[quote=“From the article”]
“Why should we continue to employ wording that is biased, false, or laden with myth? Compromise, plantation, slave-owners, Union v. Confederacy, etc.: these phrases and many others obscure rather than illuminate; they serve the interests of traditionalists or white supremacists; they do not accurately reflect our current understanding of phenomena, thus they should be abandoned and replaced. I call upon historians in all fields to reexamine their language and terminology. Let us be careful and deliberate with our wording; though we study the past, let us not be chained to it.” - See more at: These Are Words Scholars Should No Longer Use to Describe Slavery and the Civil War | History News Network
If we’re using these words in a strictly historical context these phrases reveal as much about that history as do the accounts of it from which they are drawn.
Excepting that the author may understand that changing these words now to describe what they then described, that an additional lesson must be had in any historical instruction of the period, changing them serves to obscure the presence of those biases, falsehoods & myths which were prevalent then and continue to affect perceptions of the times.
Does any serious student of history take language as a reflection of the actual of it’s time or as the perceptions of one in those times? No person intent on shedding light on slavery or any aspect of history in North America is confused about what a plantation was during those times. A plantation was a privately owned estate where crops or orchards were cultivated by resident labour. In large potions of the US that labour was slave-labour. The word obscures nothing to the observant, and reveals that the owners, operators, beneficiaries of that plantation and it’s labour were complicit, accepting and often approving of the horrible practice of human enslavement. At the same time, words like labor camp existed at that time, but were not employed to describe these places. This is telling, and should be part of the lesson. That is leaving alone that labour camp has a specific meaning in the United States that does not currently include slave-labour camp.
Furthermore, Landis calls for this language to be abandoned and replaced. Therefore he is not of the mind of my Exception that should the replacement occur then the lesson of that language be addendum to any and all study of the era. That smacks of simple revisionism whether it applies to another revisionism or not.

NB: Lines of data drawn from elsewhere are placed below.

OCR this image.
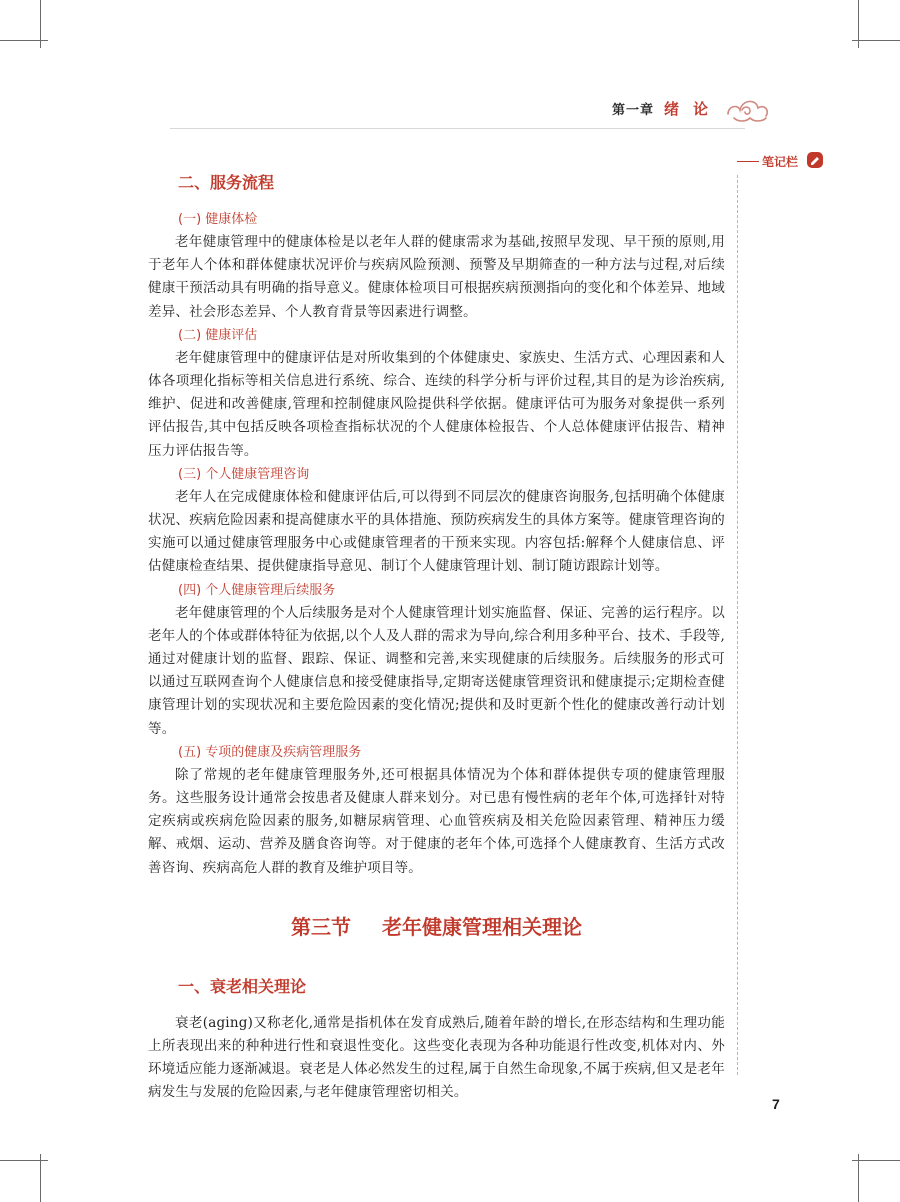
第一章 绪论
笔记栏
二、服务流程
(一) 健康体检

老年健康管理中的健康体检是以老年人群的健康需求为基础,按照早发现、早干预的原则,用于老年人个体和群体健康状况评价与疾病风险预测、预警及早期筛查的一种方法与过程,对后续健康干预活动具有明确的指导意义。健康体检项目可根据疾病预测指向的变化和个体差异、地域差异、社会形态差异、个人教育背景等因素进行调整。

(二) 健康评估

老年健康管理中的健康评估是对所收集到的个体健康史、家族史、生活方式、心理因素和人体各项理化指标等相关信息进行系统、综合、连续的科学分析与评价过程,其目的是为诊治疾病,维护、促进和改善健康,管理和控制健康风险提供科学依据。健康评估可为服务对象提供一系列评估报告,其中包括反映各项检查指标状况的个人健康体检报告、个人总体健康评估报告、精神压力评估报告等。

(三) 个人健康管理咨询

老年人在完成健康体检和健康评估后,可以得到不同层次的健康咨询服务,包括明确个体健康状况、疾病危险因素和提高健康水平的具体措施、预防疾病发生的具体方案等。健康管理咨询的实施可以通过健康管理服务中心或健康管理者的干预来实现。内容包括:解释个人健康信息、评估健康检查结果、提供健康指导意见、制订个人健康管理计划、制订随访跟踪计划等。

(四) 个人健康管理后续服务

老年健康管理的个人后续服务是对个人健康管理计划实施监督、保证、完善的运行程序。以老年人的个体或群体特征为依据,以个人及人群的需求为导向,综合利用多种平台、技术、手段等,通过对健康计划的监督、跟踪、保证、调整和完善,来实现健康的后续服务。后续服务的形式可以通过互联网查询个人健康信息和接受健康指导,定期寄送健康管理资讯和健康提示;定期检查健康管理计划的实现状况和主要危险因素的变化情况;提供和及时更新个性化的健康改善行动计划等。

(五) 专项的健康及疾病管理服务

除了常规的老年健康管理服务外,还可根据具体情况为个体和群体提供专项的健康管理服务。这些服务设计通常会按患者及健康人群来划分。对已患有慢性病的老年个体,可选择针对特定疾病或疾病危险因素的服务,如糖尿病管理、心血管疾病及相关危险因素管理、精神压力缓解、戒烟、运动、营养及膳食咨询等。对于健康的老年个体,可选择个人健康教育、生活方式改善咨询、疾病高危人群的教育及维护项目等。

第三节 老年健康管理相关理论
一、衰老相关理论

衰老(aging)又称老化,通常是指机体在发育成熟后,随着年龄的增长,在形态结构和生理功能上所表现出来的种种进行性和衰退性变化。这些变化表现为各种功能退行性改变,机体对内、外环境适应能力逐渐减退。衰老是人体必然发生的过程,属于自然生命现象,不属于疾病,但又是老年病发生与发展的危险因素,与老年健康管理密切相关。

7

In his article he uses the example of another scholar calling for a change to a series of acts collectively described then and now as the Compromise of 1850. He uses this to support his call for the abandonment and replacement of the historical terminology he objects to. Did Finkleman ever call for replacement of language, or was his work a revealing dissection that exposes the use of the word Compromise as itself a compromise in describing an appeasement? Finkleman wrote & edited a great deal on this period & my knowledge of his work is not exhaustive, but nowhere of what I have seen does he call for the replacement & abandonment of historical terminology in relation to those acts of Congress. He interprets them and that is his intent. Change them? Someone should ask him.
I could go on with every example, but I don’t need to. It is apparent to me & I think many that changing history through revisionism of language, language being a direct reflection of culture, is intellectually unappealing. It would do little or nothing to prevent traditionalists? (there are no traditionalists now breathing that desire a return to slavery because the tradition is abolished outside the span of all now alive) or white supremists from romanticizing the notions of slavery, but it would diminish historical understanding of that era were the terms used then, and used only contextually now, abolished, abandoned, written-out, replaced, sanitized or otherwise changed from the record.